Unlearning such ingrained ideologies is not easy because the minute we start questioning them, the building blocks of our realities start to shift under our feet. At first we feel like everything is going to collapse around us, and so we fall back to a safer position and the earthquake stops. We’re like Luke Skywalker giving up after trying to lift the X-Wing, allowing one failed attempt to convince us the whole business was silly to begin with.

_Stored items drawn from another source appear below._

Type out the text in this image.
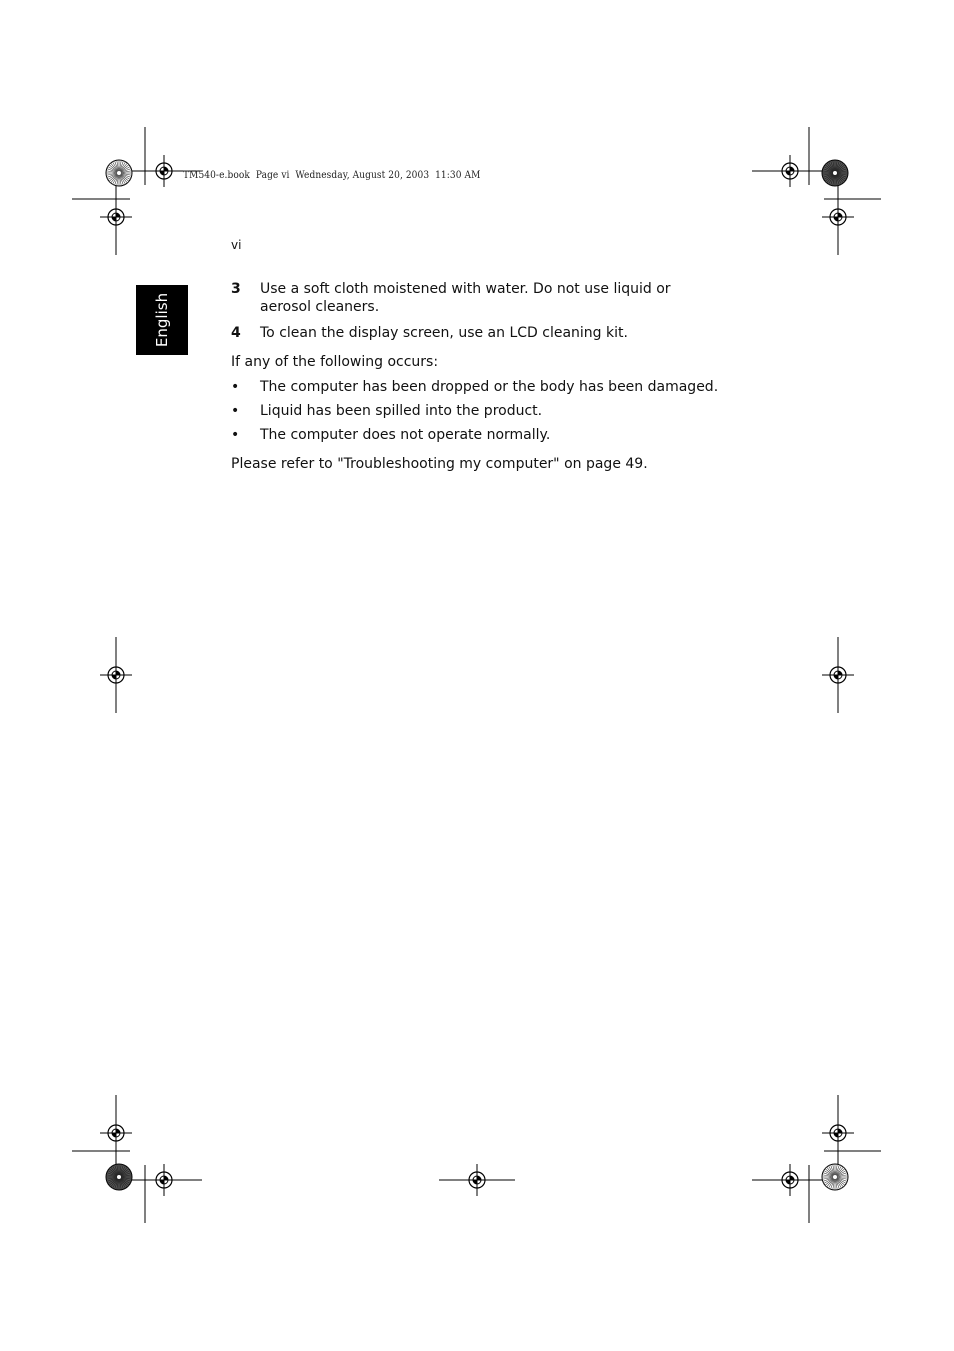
TM540-e.book  Page vi  Wednesday, August 20, 2003  11:30 AM
vi
English
3 Use a soft cloth moistened with water. Do not use liquid or aerosol cleaners.
4 To clean the display screen, use an LCD cleaning kit.
If any of the following occurs:
• The computer has been dropped or the body has been damaged.
• Liquid has been spilled into the product.
• The computer does not operate normally.
Please refer to "Troubleshooting my computer" on page 49.
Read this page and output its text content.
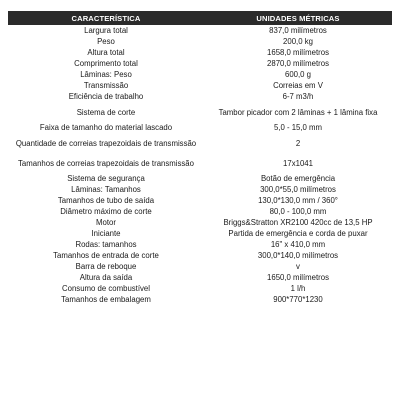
CARACTERÍSTICA	UNIDADES MÉTRICAS
Largura total	837,0 milímetros
Peso	200,0 kg
Altura total	1658,0 milímetros
Comprimento total	2870,0 milímetros
Lâminas: Peso	600,0 g
Transmissão	Correias em V
Eficiência de trabalho	6-7 m3/h
Sistema de corte	Tambor picador com 2 lâminas + 1 lâmina fixa
Faixa de tamanho do material lascado	5,0 - 15,0 mm
Quantidade de correias trapezoidais de transmissão	2
Tamanhos de correias trapezoidais de transmissão	17x1041
Sistema de segurança	Botão de emergência
Lâminas: Tamanhos	300,0*55,0 milímetros
Tamanhos de tubo de saída	130,0*130,0 mm / 360°
Diâmetro máximo de corte	80,0 - 100,0 mm
Motor	Briggs&Stratton XR2100 420cc de 13,5 HP
Iniciante	Partida de emergência e corda de puxar
Rodas: tamanhos	16" x 410,0 mm
Tamanhos de entrada de corte	300,0*140,0 milímetros
Barra de reboque	v
Altura da saída	1650,0 milímetros
Consumo de combustível	1 l/h
Tamanhos de embalagem	900*770*1230
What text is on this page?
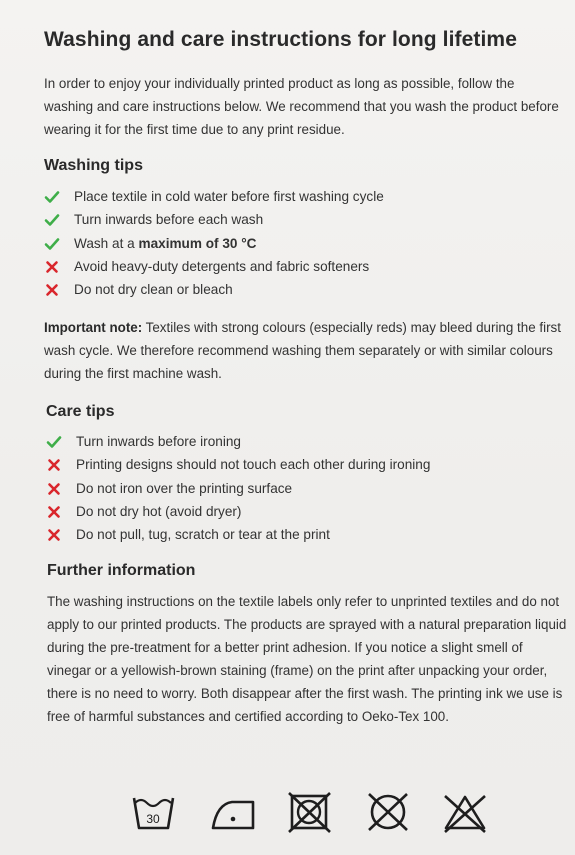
Washing and care instructions for long lifetime

In order to enjoy your individually printed product as long as possible, follow the washing and care instructions below. We recommend that you wash the product before wearing it for the first time due to any print residue.

Washing tips
Place textile in cold water before first washing cycle
Turn inwards before each wash
Wash at a maximum of 30 °C
Avoid heavy-duty detergents and fabric softeners
Do not dry clean or bleach

Important note: Textiles with strong colours (especially reds) may bleed during the first wash cycle. We therefore recommend washing them separately or with similar colours during the first machine wash.

Care tips
Turn inwards before ironing
Printing designs should not touch each other during ironing
Do not iron over the printing surface
Do not dry hot (avoid dryer)
Do not pull, tug, scratch or tear at the print
Further information

The washing instructions on the textile labels only refer to unprinted textiles and do not apply to our printed products. The products are sprayed with a natural preparation liquid during the pre-treatment for a better print adhesion. If you notice a slight smell of vinegar or a yellowish-brown staining (frame) on the print after unpacking your order, there is no need to worry. Both disappear after the first wash. The printing ink we use is free of harmful substances and certified according to Oeko-Tex 100.

30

But that’s precisely the moment we need to listen to Yoda…and to Jesus. And to begin again, knowing this time the ground will shift beneath us. But it’s not collapsing; it’s rearranging. Rearranging into a foundation that is more truthful and more just; rearranging away from a worldview steeped in a story that privileges the power of a few; rearranging toward a worldview that widens the bounds of who matters to include everyone Jesus loves. Which, if you’re keeping score, is everyone, especially those whom society has never privileged.
To take on this mission of unlearning and rearranging, we have to begin again in another way, as well. We have to let go the old Puritan work ethic that tells us the reason we do good works like these is so that God will love us and welcome us into heaven. Staying in this mindset recenters such work back on us and what we get out of it, rather than helping to realign society to reflect Jesus’ priorities, apart from our own bottom lines.
Paul’s words to the Philippians help here too. Paul says, “For [Jesus’] sake I have suffered the loss of all things, and I regard them as rubbish, in order that I may gain Christ and be found in him, not having a righteousness of my own that comes from the law, but one that comes through faith in Christ, the righteousness from God based on faith.”
The phrase ‘but one that comes through faith in Christ’ can also be translated ‘through the faith of Christ.’ In other words, Christ’s own faith propels us towards righteousness, that is, right relationships with each other and with God. Christ believes in us, no matter how many times we fling ourselves back into old learnings. And through the faith of Christ, we can find a steady foundation when everything we thought we knew is rattling apart. We do not earn righteousness by doing good works. Rather, we work for a more just society because our faithful Christ is always and forever bringing us into a deeper revelation of right relationship.
This week, I invite you to join this spiritual discipline with me. Listen to Yoda and unlearn what you have learned. And when the ground starts to shake beneath your feet, remember you have a sure foundation built on Jesus Christ, who, as Paul tells us, has made us his own.